Human rights groups say drone strikes violate laws of war

FILE - In this Jan. 31, 2010 file photo, an unmanned U.S. Predator drone flies over Kandahar Air Field, southern Afghanistan, on a moon-lit night. (AP Photo)

Two separate reports on U.S. missile strikes, including armed drone attacks, released Tuesday by two separate human rights organizations claim that the strikes have killed more civilians than the U.S. government has acknowledged and are violations of international law.

One report, released by Amnesty International, investigated drone attacks in the Pakistani region of North Waziristan, a region dominated by the Pakistani Taliban, and far from the central authority of that country's Islamabad government, as well as the site of the more intensive U.S. drone campaign.

Among those killed by errant drone strikes, the Amnesty report claims, was a 68-year-old grandmother named Mamana Bibi, who was gathering vegetables when she was hit in October 2012. Her five grandchildren were also reportedly wounded in the attack.

The second incident spotlighted in the report took place in July 2012, when 18 civilians were killed by two separate strikes, including, the report claims, people who were attempting to rescue those injured after the first strike.

According to the Bureau of Investigative Journalism, the United States has carried out 376 drone strikes in Pakistan since 2004, with between 2,525 and 3,613 people killed.

The second report, released by Human Rights Watch, claims that the U.S. had made six "unacknowleged" drone strikes in Yemen, which killed a total of 82 people, including 57 civilians.
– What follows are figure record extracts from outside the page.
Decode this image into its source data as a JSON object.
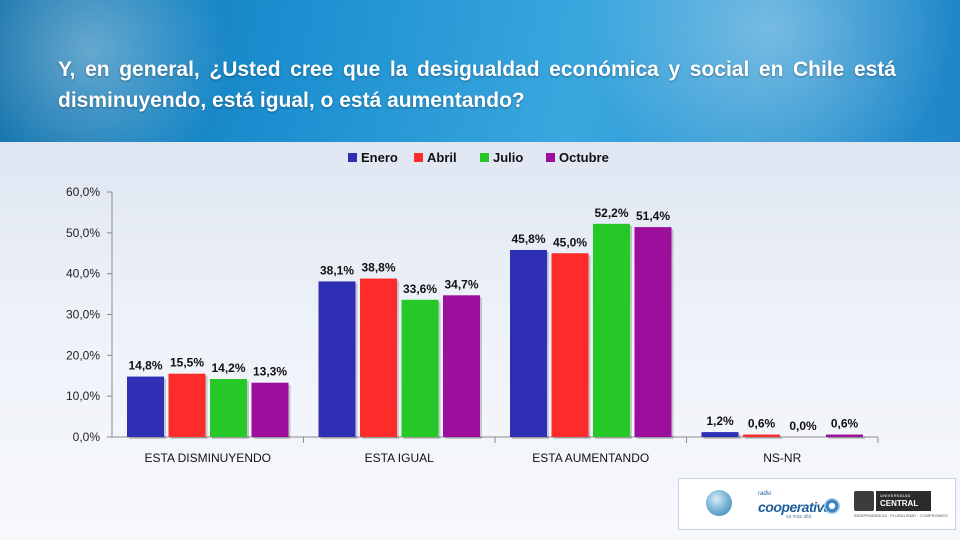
{
  "header": {
    "question": "Y, en general, ¿Usted cree que la desigualdad económica y social en Chile está disminuyendo, está igual, o está aumentando?"
  },
  "chart_data": {
    "type": "bar",
    "title": "",
    "xlabel": "",
    "ylabel": "",
    "categories": [
      "ESTA DISMINUYENDO",
      "ESTA IGUAL",
      "ESTA AUMENTANDO",
      "NS-NR"
    ],
    "series": [
      {
        "name": "Enero",
        "color": "#2f2fb6",
        "values": [
          14.8,
          38.1,
          45.8,
          1.2
        ],
        "labels": [
          "14,8%",
          "38,1%",
          "45,8%",
          "1,2%"
        ]
      },
      {
        "name": "Abril",
        "color": "#fe2b2b",
        "values": [
          15.5,
          38.8,
          45.0,
          0.6
        ],
        "labels": [
          "15,5%",
          "38,8%",
          "45,0%",
          "0,6%"
        ]
      },
      {
        "name": "Julio",
        "color": "#26c827",
        "values": [
          14.2,
          33.6,
          52.2,
          0.0
        ],
        "labels": [
          "14,2%",
          "33,6%",
          "52,2%",
          "0,0%"
        ]
      },
      {
        "name": "Octubre",
        "color": "#9c0f9c",
        "values": [
          13.3,
          34.7,
          51.4,
          0.6
        ],
        "labels": [
          "13,3%",
          "34,7%",
          "51,4%",
          "0,6%"
        ]
      }
    ],
    "yticks": [
      "0,0%",
      "10,0%",
      "20,0%",
      "30,0%",
      "40,0%",
      "50,0%",
      "60,0%"
    ],
    "ylim": [
      0,
      60
    ],
    "grid": false,
    "legend": "top-center"
  },
  "logos": {
    "coop_small": "radio",
    "coop_name": "cooperativa",
    "coop_tag": "va más allá",
    "uc_top": "UNIVERSIDAD",
    "uc_name": "CENTRAL",
    "uc_sub": "INDEPENDENCIA · PLURALISMO · COMPROMISO"
  }
}
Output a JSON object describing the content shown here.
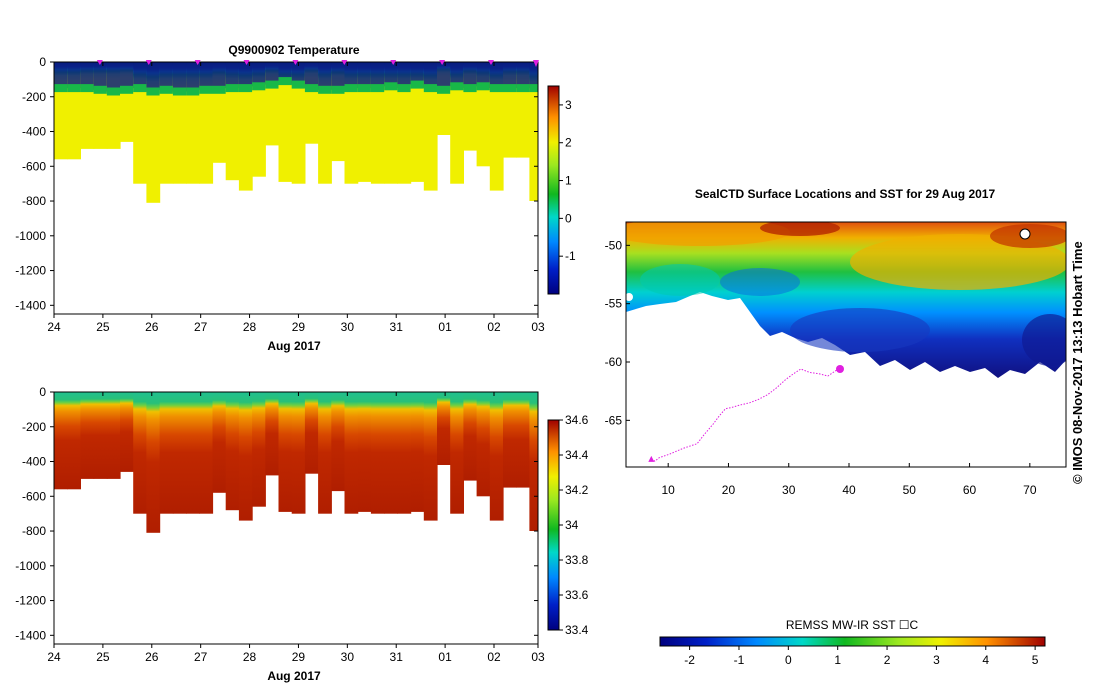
{
  "chart_data": [
    {
      "type": "heatmap",
      "title": "Q9900902  Temperature",
      "xlabel": "Aug 2017",
      "ylabel": "",
      "x_tick_labels": [
        "24",
        "25",
        "26",
        "27",
        "28",
        "29",
        "30",
        "31",
        "01",
        "02",
        "03"
      ],
      "y_tick_labels": [
        "0",
        "-200",
        "-400",
        "-600",
        "-800",
        "-1000",
        "-1200",
        "-1400"
      ],
      "ylim": [
        -1450,
        0
      ],
      "xlim": [
        0,
        9.9
      ],
      "colorbar": {
        "min": -2,
        "max": 3.5,
        "ticks": [
          "3",
          "2",
          "1",
          "0",
          "-1"
        ],
        "tick_values": [
          3,
          2,
          1,
          0,
          -1
        ]
      },
      "profile_max_depth": [
        560,
        560,
        500,
        500,
        500,
        460,
        700,
        810,
        700,
        700,
        700,
        700,
        580,
        680,
        740,
        660,
        480,
        690,
        700,
        470,
        700,
        570,
        700,
        690,
        700,
        700,
        700,
        690,
        740,
        420,
        700,
        510,
        600,
        740,
        550,
        550,
        800
      ],
      "surface_value": -1.7,
      "thermocline_depth": [
        150,
        150,
        150,
        160,
        170,
        160,
        150,
        170,
        160,
        170,
        170,
        160,
        160,
        150,
        150,
        140,
        130,
        110,
        130,
        150,
        160,
        160,
        150,
        150,
        150,
        140,
        150,
        130,
        150,
        160,
        140,
        150,
        140,
        150,
        150,
        150,
        150
      ],
      "deep_value": 2.1
    },
    {
      "type": "heatmap",
      "title": "",
      "xlabel": "Aug 2017",
      "ylabel": "",
      "x_tick_labels": [
        "24",
        "25",
        "26",
        "27",
        "28",
        "29",
        "30",
        "31",
        "01",
        "02",
        "03"
      ],
      "y_tick_labels": [
        "0",
        "-200",
        "-400",
        "-600",
        "-800",
        "-1000",
        "-1200",
        "-1400"
      ],
      "ylim": [
        -1450,
        0
      ],
      "xlim": [
        0,
        9.9
      ],
      "colorbar": {
        "min": 33.4,
        "max": 34.6,
        "ticks": [
          "34.6",
          "34.4",
          "34.2",
          "34",
          "33.8",
          "33.6",
          "33.4"
        ],
        "tick_values": [
          34.6,
          34.4,
          34.2,
          34,
          33.8,
          33.6,
          33.4
        ]
      },
      "profile_max_depth": [
        560,
        560,
        500,
        500,
        500,
        460,
        700,
        810,
        700,
        700,
        700,
        700,
        580,
        680,
        740,
        660,
        480,
        690,
        700,
        470,
        700,
        570,
        700,
        690,
        700,
        700,
        700,
        690,
        740,
        420,
        700,
        510,
        600,
        740,
        550,
        550,
        800
      ],
      "surface_value": 33.9,
      "deep_value": 34.58
    },
    {
      "type": "heatmap",
      "title": "SealCTD Surface Locations and SST for 29 Aug 2017",
      "xlabel": "",
      "ylabel": "",
      "x_tick_labels": [
        "10",
        "20",
        "30",
        "40",
        "50",
        "60",
        "70"
      ],
      "x_tick_values": [
        10,
        20,
        30,
        40,
        50,
        60,
        70
      ],
      "y_tick_labels": [
        "-50",
        "-55",
        "-60",
        "-65"
      ],
      "y_tick_values": [
        -50,
        -55,
        -60,
        -65
      ],
      "xlim": [
        3,
        76
      ],
      "ylim": [
        -69,
        -48
      ],
      "colorbar": {
        "label": "REMSS MW-IR SST ☐C",
        "min": -2.6,
        "max": 5.2,
        "ticks": [
          "-2",
          "-1",
          "0",
          "1",
          "2",
          "3",
          "4",
          "5"
        ],
        "tick_values": [
          -2,
          -1,
          0,
          1,
          2,
          3,
          4,
          5
        ]
      },
      "track_lon": [
        7.2,
        7.8,
        8.5,
        10.2,
        12.5,
        14.8,
        16.0,
        17.5,
        18.5,
        19.5,
        20.5,
        21.8,
        23.5,
        25.0,
        26.5,
        28.0,
        29.5,
        30.8,
        32.0,
        33.5,
        35.0,
        36.5,
        38.2
      ],
      "track_lat": [
        -68.3,
        -68.5,
        -68.2,
        -67.9,
        -67.4,
        -67.0,
        -66.2,
        -65.3,
        -64.6,
        -64.0,
        -63.9,
        -63.7,
        -63.5,
        -63.2,
        -62.8,
        -62.2,
        -61.5,
        -61.0,
        -60.6,
        -60.9,
        -61.0,
        -61.2,
        -60.6
      ],
      "last_position": {
        "lon": 38.5,
        "lat": -60.6
      }
    }
  ],
  "stamp": "©  IMOS 08-Nov-2017 13:13 Hobart Time"
}
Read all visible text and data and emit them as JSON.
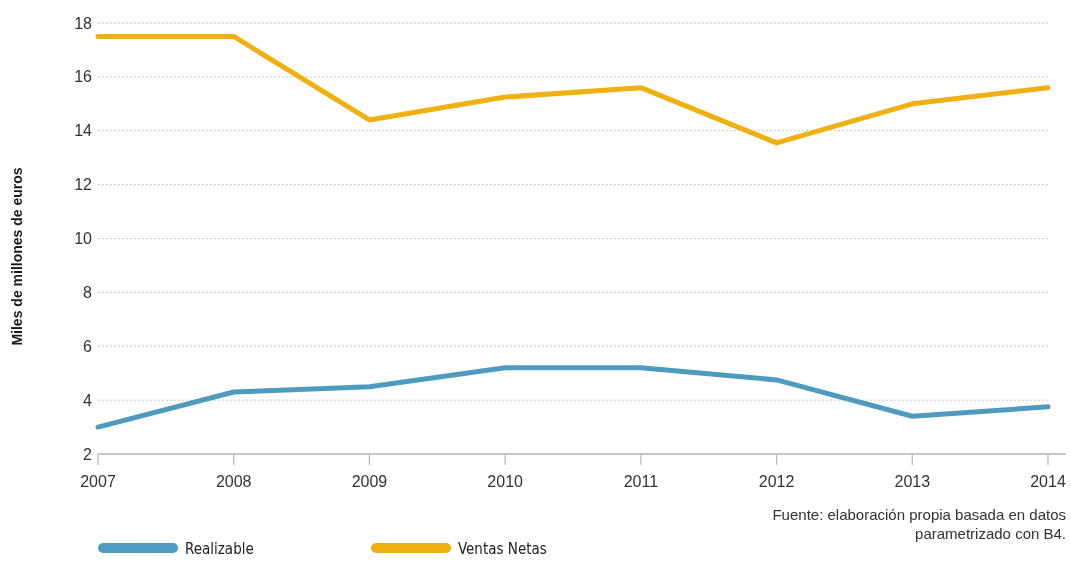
{
  "chart_data": {
    "type": "line",
    "ylabel": "Miles de millones de euros",
    "categories": [
      "2007",
      "2008",
      "2009",
      "2010",
      "2011",
      "2012",
      "2013",
      "2014"
    ],
    "series": [
      {
        "name": "Realizable",
        "color": "#4f9bbf",
        "values": [
          3.0,
          4.3,
          4.5,
          5.2,
          5.2,
          4.75,
          3.4,
          3.75
        ]
      },
      {
        "name": "Ventas Netas",
        "color": "#eeb111",
        "values": [
          17.5,
          17.5,
          14.4,
          15.25,
          15.6,
          13.55,
          15.0,
          15.6
        ]
      }
    ],
    "ylim": [
      2,
      18
    ],
    "yticks": [
      2,
      4,
      6,
      8,
      10,
      12,
      14,
      16,
      18
    ],
    "grid": "y",
    "legend": "bottom",
    "marker": "none",
    "line_style": "solid",
    "annotations": [
      "Fuente: elaboración propia basada en datos\nparametrizado con B4."
    ]
  }
}
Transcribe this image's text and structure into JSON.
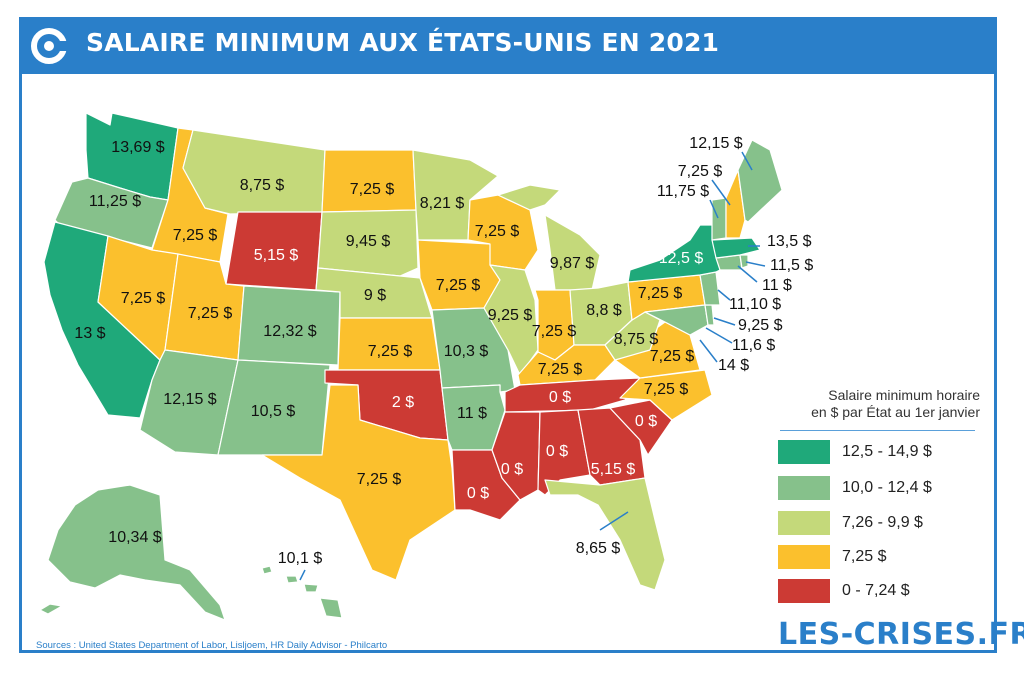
{
  "header": {
    "title": "SALAIRE MINIMUM AUX ÉTATS-UNIS EN 2021"
  },
  "colors": {
    "frame": "#2a7fc9",
    "cat_12_5_14_9": "#1fa97a",
    "cat_10_0_12_4": "#86c18b",
    "cat_7_26_9_9": "#c4d97a",
    "cat_7_25": "#fbc02d",
    "cat_0_7_24": "#cc3a34"
  },
  "legend": {
    "title_line1": "Salaire minimum horaire",
    "title_line2": "en $ par État au 1er janvier",
    "items": [
      {
        "label": "12,5 - 14,9 $",
        "color": "#1fa97a"
      },
      {
        "label": "10,0 - 12,4 $",
        "color": "#86c18b"
      },
      {
        "label": "7,26 - 9,9 $",
        "color": "#c4d97a"
      },
      {
        "label": "7,25 $",
        "color": "#fbc02d"
      },
      {
        "label": "0 - 7,24 $",
        "color": "#cc3a34"
      }
    ]
  },
  "labels": {
    "wa": "13,69 $",
    "or": "11,25 $",
    "ca": "13 $",
    "id": "7,25 $",
    "nv": "7,25 $",
    "mt": "8,75 $",
    "wy": "5,15 $",
    "ut": "7,25 $",
    "co": "12,32 $",
    "az": "12,15 $",
    "nm": "10,5 $",
    "nd": "7,25 $",
    "sd": "9,45 $",
    "ne": "9 $",
    "ks": "7,25 $",
    "ok": "2 $",
    "tx": "7,25 $",
    "mn": "8,21 $",
    "ia": "7,25 $",
    "mo": "10,3 $",
    "ar": "11 $",
    "la": "0 $",
    "wi": "7,25 $",
    "il": "9,25 $",
    "mi": "9,87 $",
    "in": "7,25 $",
    "oh": "8,8 $",
    "ky": "7,25 $",
    "tn": "0 $",
    "ms": "0 $",
    "al": "0 $",
    "ga": "5,15 $",
    "fl": "8,65 $",
    "sc": "0 $",
    "nc": "7,25 $",
    "va": "7,25 $",
    "wv": "8,75 $",
    "pa": "7,25 $",
    "ny": "12,5 $",
    "me": "12,15 $",
    "nh": "7,25 $",
    "vt": "11,75 $",
    "ma": "13,5 $",
    "ri": "11,5 $",
    "ct": "11 $",
    "nj": "11,10 $",
    "de": "9,25 $",
    "md": "11,6 $",
    "dc": "14 $",
    "ak": "10,34 $",
    "hi": "10,1 $"
  },
  "sources": "Sources : United States Department of Labor, Lisljoem, HR Daily Advisor - Philcarto",
  "brand": "LES-CRISES.FR"
}
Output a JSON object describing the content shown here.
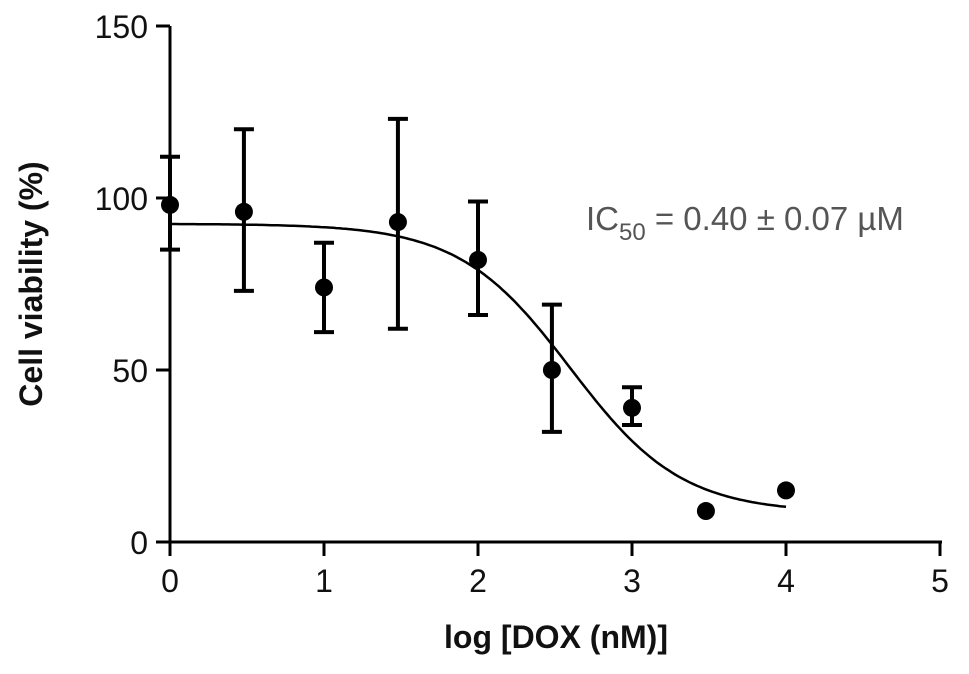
{
  "chart_data": {
    "type": "scatter",
    "xlabel": "log [DOX (nM)]",
    "ylabel": "Cell viability (%)",
    "xlim": [
      0,
      5
    ],
    "ylim": [
      0,
      150
    ],
    "x_ticks": [
      "0",
      "1",
      "2",
      "3",
      "4",
      "5"
    ],
    "y_ticks": [
      "0",
      "50",
      "100",
      "150"
    ],
    "grid": false,
    "points": [
      {
        "x": 0.0,
        "y": 98,
        "err_low": 85,
        "err_high": 112
      },
      {
        "x": 0.48,
        "y": 96,
        "err_low": 73,
        "err_high": 120
      },
      {
        "x": 1.0,
        "y": 74,
        "err_low": 61,
        "err_high": 87
      },
      {
        "x": 1.48,
        "y": 93,
        "err_low": 62,
        "err_high": 123
      },
      {
        "x": 2.0,
        "y": 82,
        "err_low": 66,
        "err_high": 99
      },
      {
        "x": 2.48,
        "y": 50,
        "err_low": 32,
        "err_high": 69
      },
      {
        "x": 3.0,
        "y": 39,
        "err_low": 34,
        "err_high": 45
      },
      {
        "x": 3.48,
        "y": 9,
        "err_low": null,
        "err_high": null
      },
      {
        "x": 4.0,
        "y": 15,
        "err_low": null,
        "err_high": null
      }
    ],
    "fit_curve": {
      "type": "sigmoidal dose-response",
      "top": 92.5,
      "bottom": 8.5,
      "log_ic50": 2.6,
      "hill": 1.2,
      "x_range": [
        0,
        4
      ]
    },
    "annotation": {
      "prefix": "IC",
      "subscript": "50",
      "suffix": " = 0.40 ± 0.07 µM"
    }
  }
}
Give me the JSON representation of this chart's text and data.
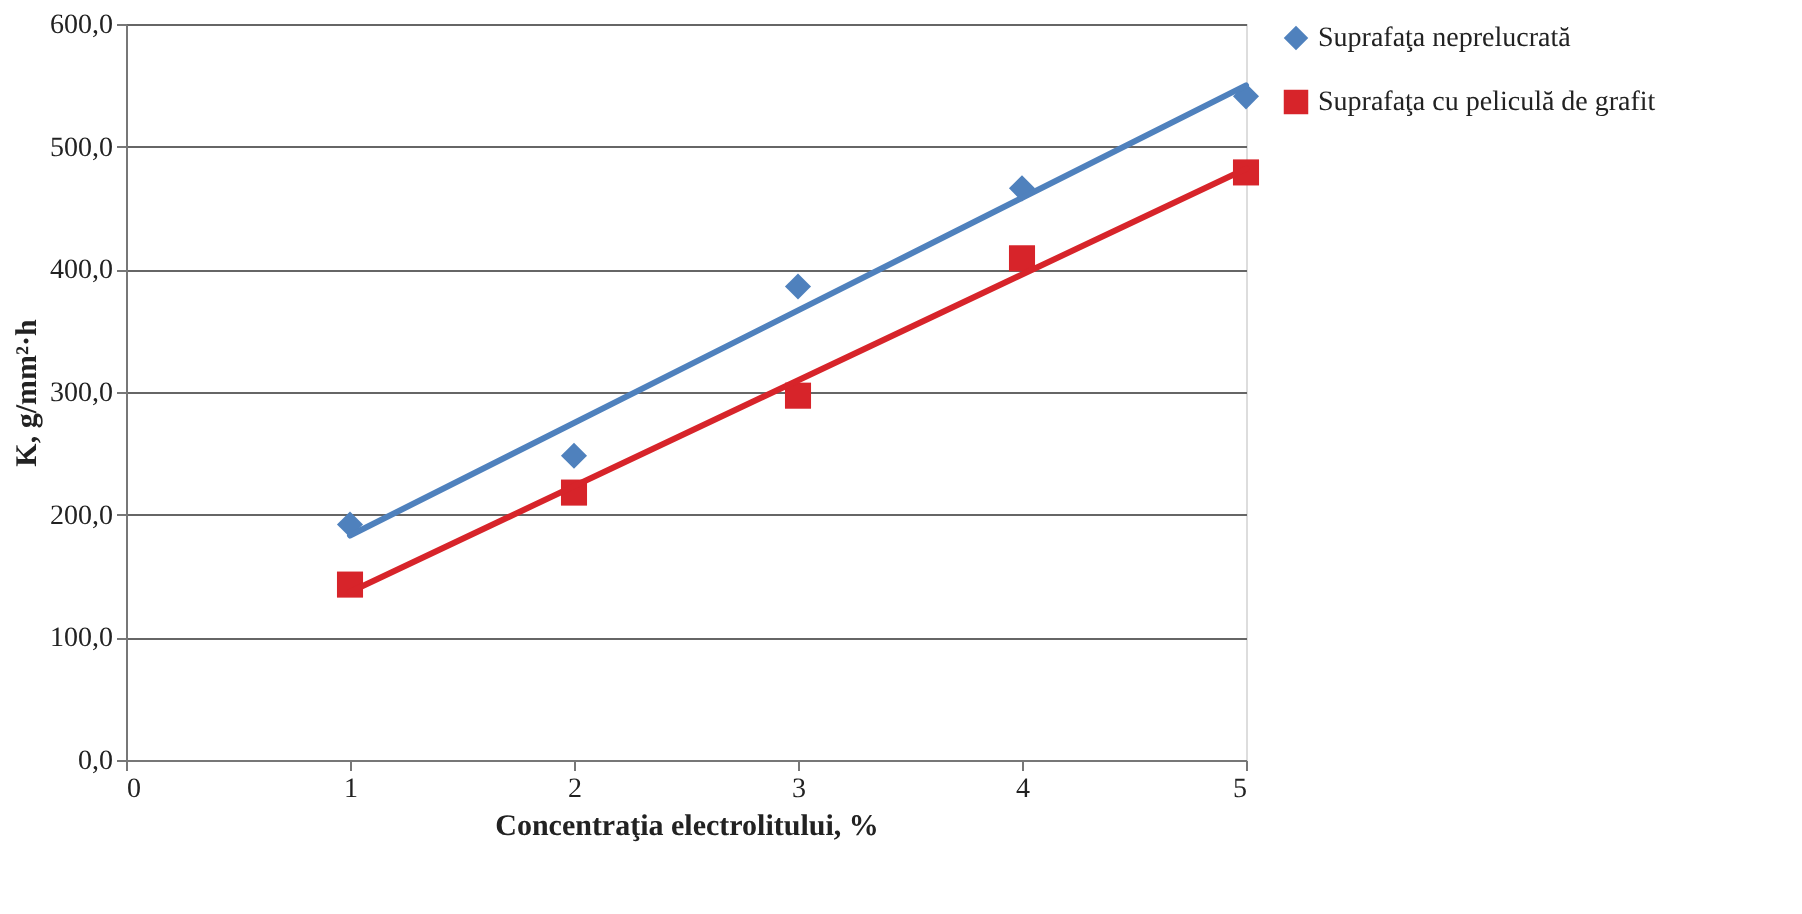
{
  "chart_data": {
    "type": "scatter",
    "xlabel": "Concentraţia electrolitului, %",
    "ylabel": "K, g/mm²·h",
    "xlim": [
      0,
      5
    ],
    "xticks": [
      0,
      1,
      2,
      3,
      4,
      5
    ],
    "ylim": [
      0,
      600
    ],
    "yticks": [
      {
        "value": 0,
        "label": "0,0"
      },
      {
        "value": 100,
        "label": "100,0"
      },
      {
        "value": 200,
        "label": "200,0"
      },
      {
        "value": 300,
        "label": "300,0"
      },
      {
        "value": 400,
        "label": "400,0"
      },
      {
        "value": 500,
        "label": "500,0"
      },
      {
        "value": 600,
        "label": "600,0"
      }
    ],
    "grid": "y",
    "legend": "right",
    "series": [
      {
        "name": "Suprafaţa neprelucrată",
        "marker": "diamond",
        "color": "#4f81bd",
        "x": [
          1,
          2,
          3,
          4,
          5
        ],
        "values": [
          192,
          248,
          386,
          466,
          541
        ]
      },
      {
        "name": "Suprafaţa cu peliculă de grafit",
        "marker": "square",
        "color": "#d7242a",
        "x": [
          1,
          2,
          3,
          4,
          5
        ],
        "values": [
          143,
          218,
          297,
          409,
          479
        ]
      },
      {
        "type": "line",
        "marker": "none",
        "line_style": "solid",
        "color": "#4f81bd",
        "x": [
          1,
          5
        ],
        "values": [
          183,
          550
        ]
      },
      {
        "type": "line",
        "marker": "none",
        "line_style": "solid",
        "color": "#d7242a",
        "x": [
          1,
          5
        ],
        "values": [
          137,
          482
        ]
      }
    ]
  }
}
The report specifically cites an attack that occurred in September 2012, in which 12 people, including three women and a pregnant woman were killed when a vehicle believed to be a tribal leader possibly affiliated with Al Qaeda in the Arabian Peninsula.

That attack, the report claims, violated a law of war which prohibits attacks that don't discriminate between civilians and combatants.

U.S. officials had no immediately response to the reports, which were released less than one week after U.N. Special Rapporteur Ben Emmerson called on the United States to reveal the number of civilians it believes have been killed by drone strikes targeting Islamic militants.

Emmerson said that preliminary information gathered for a new report indicated more than 450 civilians may have been killed by drone strikes in Pakistan, Afghanistan and Yemen, but more work needs to be done to confirm the figures.

The U.S. provides very little public information about its drone program, especially in Pakistan and Yemen, where the CIA is involved in the attacks. In a May speech at the National Defense University, President Obama acknowledged that drone strikes had resulted in civilian casualties, though he did not provide specifics or figures.

"For me, and those in my chain of command," Obama said, "Those deaths will haunt us as long as we live."

The Associated Press contributed to this report.